Spielberg et moi, c'est une relation contrastée. Autant Jurassic Park est probablement le film qui m'a le plus influencée (avec L'histoire sans fin et Coeur de dragon), autant ses autres films me laissent un peu sceptique à cause de la trop grande sentimentalité qu'ils véhiculent (sauf Lincoln, qui m'a beaucoup plu du premier coup). Comme, en plus, on ne m'avait dit que du mal de sa Guerre des mondes, je ne m'attendais pas à un chef d'oeuvre...
... Et si le film n'en est effectivement pas un, notamment à cause d'un certain "flottement" généralisé au début, comme si personne ne croyait à son rôle, d'une image de synthèse parfois brouillonne et d'une musique un peu fade, je dois dire que c'est une adaptation réussie et fidèle de La Guerre des mondes de H. G. Wells.

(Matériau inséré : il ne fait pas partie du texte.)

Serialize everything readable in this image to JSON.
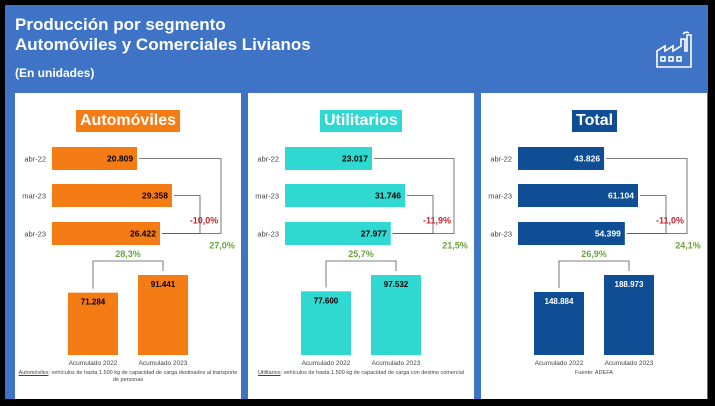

Ce film est d'ailleurs un bon exemple de combien il est compliqué de juger l'adaptation d'un livre. Je m'explique: le livre se passe à Londres à la fin du XIXème et met en scène un homme seul, tandis que le film se passe aux États-Unis à notre époque et met en scène un homme – Tom Cruise – responsable de la vie de ses deux enfants. On pourrait donc penser que c'est mal parti pour être fidèle à l'original.
Malgré cela, j'estime que cette adaptation est une réussite parce que les éléments et le ton du livre sont là: le passage de la curiosité face aux extra-terrestres à la panique, la fuite, la foule incontrôlable, la peur animale, le raisonnement résistance/peur du mec planqué dans la cave et même la chute toute bête que je craignais de voir disparaître au profit de l'intervention d'un héros balèze venu sauver l'humanité.
Je vous avais dit que le livre m'avait beaucoup marquée à cause de la panique des foules et de la dislocation de l'ordre social. Cet élément est très bien rendu dans le film et j'ai franchement été prise à la gorge pendant les scènes se passant autour du ferry.
Je sais que ce que je vais vous dire n'est pas très vendeur... Mais ce passage m'a furieusement fait penser à Titanic. Je garde une grande tendresse pour ce film malgré ses indéniables défauts, et je trouve notamment que James Cameron a bien mis en scène ce même procédé de dislocation – je dirais même de déglinguement si seulement ce mot existait. D'ailleurs, la progression est à peu près la même dans Titanic et La Guerre des mondes: la première réaction face au désastre est une simple curiosité ou une faible protestation parce que, quand même, ce n'est pas pratique de mettre des fichus gilets de sauvetage; puis viennent la réalisation du danger et la terreur qui l'accompagne; puis fait irruption la panique pure, la lutte irrationnelle pour la survie.
D'autres passages m'ont marquée et m'ont semblé, à leur manière, très durs. Je pense au moment où le personnage de Tom Cruise se nettoie de toute la poussière qui le recouvre (poussière qui ne vient pas seulement des bâtiments détruits, mais aussi des gens tués autour de lui), au moment où il comprend pourquoi les plantes extra-terrestres sont rouges, et surtout au moment où il bande les yeux de sa fille et s'enferme dans la cave avec le mec cité plus haut... Cette scène-ci est, dans les faits, abominable, mais elle est présentée avec une grande pudeur, un peu comme l'entrée dans le camp allemand dans Cheval de guerre. Il y a une grande différence entre montrer la violence physique et transmettre l'idée de la violence et je crois que Spielberg sait très bien faire les deux.
Enfin, la performance de Dakota Fanning, qui avait dix ou onze ans au moment du tournage, est vraiment très marquante. Dommage qu'une actrice aussi prometteuse ait ensuite atterri dans cette daube intergalactique qu'est Twilight!
Tom Cruise ne joue pas forcément son meilleur rôle, mais c'est agréable de le voir dépassé par les événements et ne pas être un surhomme mais juste un gars normal. Je suis de toute manière très friande de cet acteur, donc je ne suis peut-être pas hyper objective.
Au final, cette Guerre des mondes n'a pas été un coup de cœur incontrôlable, mais je lui ai trouvé beaucoup de bons côtés et je pense que c'est un film de SF tout à fait valable, dans la mesure où il a avant tout pour objectif de faire réfléchir le spectateur et de le sortir de son petit confort. (Il me semble que la SF ne se résume pas purement à la présence d'extra-terrestres et de gadgets futuristes, mais nécessite aussi une certaine réflexion sur ce que nous sommes et où nous allons.) Je me serais bien passée des éléments critiqués en début de billet et des passages sentimentaux typiquement spielbergiens... On ne bat quand même pas le record de niaiserie de la fin de Cheval de guerre, mais on sent qu'il avait envie d'en approcher, lol.